Maintenant, pour la première fois, des rayons X émanant de la sphère la plus étrange du système solaire ont été détectés, et on ne sait pas vraiment d’où ils viennent ni ce qu’ils signifient.
Les observations et les découvertes concernant Uranus (et Neptune, d’ailleurs) sont assez délicates à réaliser, par rapport au reste du système solaire. Ces deux planètes sont vraiment très éloignées, et peu de sondes se sont aventurées dans leur voisinage glacé.
En général, nous comptons sur les télescopes proches de chez nous pour les observer, des télescopes qui sont optimisés pour observer des choses beaucoup plus éloignées qu’Uranus ou Neptune, et donc les détails peuvent être un peu flous sur les bords.
La nouvelle découverte est basée sur des observations réalisées à l’aide de l’observatoire à rayons X Chandra, un télescope spatial en orbite autour de la Terre. La première série d’observations a été réalisée en 2002, puis deux autres séries en 2017. Lorsqu’une équipe d’astrophysiciens dirigée par William Dunn, de l’University College London au Royaume-Uni, a finalement analysé les données des observations de 2002, elle a trouvé des preuves évidentes de la présence de rayons X provenant d’Uranus.
Le fait qu’Uranus émette des rayons X n’est pas si surprenant : des rayons X ont été détectés en provenance de nombreux corps du système solaire, dont des comètes, Vénus, la Terre, Mars, Saturne, Pluton, Jupiter et même certaines lunes de Jupiter. Il n’est pas non plus surprenant que nous ne les ayons pas détectés jusqu’à présent, compte tenu des difficultés liées à l’étude de cette lointaine planète.
Ce qui est étrange, c’est que nous ne savons pas exactement comment Uranus émet des rayons X. Il existe plusieurs hypothèses. La plupart des rayons X du système solaire proviennent du Soleil (évidemment), qui est connu pour se disperser lorsqu’il frappe les nuages de Jupiter et de Saturne. Ce phénomène se produit probablement aussi sur Uranus, bien que les calculs de l’équipe indiquent que le nombre de photons X est supérieur à ce que ce processus pourrait expliquer.
En observant d’autres objets du système solaire, nous avons quelques indices quant à la source potentielle de cet excès. Les anneaux de Saturne en sont un exemple. On sait qu’ils sont fluorescents dans les rayons X générés par des particules énergétiques interagissant avec les atomes d’oxygène des anneaux.
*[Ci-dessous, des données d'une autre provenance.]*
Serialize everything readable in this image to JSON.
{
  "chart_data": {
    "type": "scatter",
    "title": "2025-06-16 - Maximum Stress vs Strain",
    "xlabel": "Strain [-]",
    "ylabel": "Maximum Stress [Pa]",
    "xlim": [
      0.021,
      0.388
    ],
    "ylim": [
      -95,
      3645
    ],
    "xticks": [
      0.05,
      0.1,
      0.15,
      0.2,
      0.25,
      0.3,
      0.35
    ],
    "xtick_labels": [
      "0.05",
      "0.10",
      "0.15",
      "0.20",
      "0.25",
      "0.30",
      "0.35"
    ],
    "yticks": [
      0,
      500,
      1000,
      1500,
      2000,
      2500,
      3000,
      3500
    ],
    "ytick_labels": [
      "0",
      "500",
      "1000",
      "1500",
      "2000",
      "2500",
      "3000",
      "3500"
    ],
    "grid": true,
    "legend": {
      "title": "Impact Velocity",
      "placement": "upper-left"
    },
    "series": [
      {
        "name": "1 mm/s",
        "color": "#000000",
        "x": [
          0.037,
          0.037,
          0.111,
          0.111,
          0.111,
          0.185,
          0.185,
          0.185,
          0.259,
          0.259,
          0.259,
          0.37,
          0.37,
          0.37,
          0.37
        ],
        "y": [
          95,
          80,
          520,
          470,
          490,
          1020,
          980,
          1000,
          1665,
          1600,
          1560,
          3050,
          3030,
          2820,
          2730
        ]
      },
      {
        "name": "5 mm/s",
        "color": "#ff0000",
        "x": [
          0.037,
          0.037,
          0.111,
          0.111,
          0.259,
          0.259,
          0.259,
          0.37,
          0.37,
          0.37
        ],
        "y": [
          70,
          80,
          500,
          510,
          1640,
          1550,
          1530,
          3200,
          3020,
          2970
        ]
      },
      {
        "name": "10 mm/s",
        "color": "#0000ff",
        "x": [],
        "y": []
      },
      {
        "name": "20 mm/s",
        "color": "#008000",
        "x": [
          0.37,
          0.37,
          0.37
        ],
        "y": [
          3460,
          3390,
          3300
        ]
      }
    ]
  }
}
Bien que les anneaux d’Uranus soient moins voyants que ceux de Saturne, les études de la ceinture de radiation ont révélé une intensité plus élevée d’électrons énergétiques autour d’Uranus. Si ceux-ci interagissaient avec les atomes des anneaux, ils pourraient produire une fluorescence de rayons X similaire.
Les aurores sont un autre processus qui produit des rayons X dans le système solaire. Celles-ci se produisent lorsque des particules énergétiques interagissent avec une atmosphère planétaire. Sur Terre, cela produit un spectacle époustouflant de lumière verte dansante dans le ciel, mais on sait qu’elles existent aussi sur d’autres planètes : Jupiter, Mars, Saturne et même les comètes peuvent avoir des aurores.
Dans la plupart des cas, un champ magnétique joue un rôle dans la génération des aurores. Les particules sont accélérées le long des lignes du champ magnétique avant de se retrouver dans l’atmosphère.
Il est possible qu’un processus similaire se déroule sur Uranus, générant des aurores dans la haute atmosphère. Si c’est le cas, le champ magnétique d’Uranus étant tellement désaxé, ces aurores pourraient être bien plus complexes que toutes celles que nous avons déjà observées dans le système solaire.
De futures observations plus longues de Chandra pourraient aider les scientifiques à cartographier l’emplacement des émissions de rayons X sur Uranus, ce qui permettrait de comprendre ce qui les provoque. Cependant, des observations plus détaillées qui pourraient caractériser les fluctuations de l’émission ne sont pas possibles avec notre génération actuelle d’instruments.
Les observatoires à venir, comme l’observatoire spatial à rayons X Athena de l’ESA ou l’Observatoire rayons X Lynx de la NASA, seront mieux à même de nous renseigner sur ce qui se passe. Cela pourrait nous aider non seulement à mieux comprendre l’atmosphère et le champ magnétique d’Uranus, mais aussi à mieux connaître les sources de rayons X dans l’Univers.
L’étude publiée dans la revue JGR Space Physics : A Low Signal Detection of X‐Rays From Uranus et présentée sur le site du télescope à rayons X Chandra : Uranus: First X-rays From Uranus Discovered.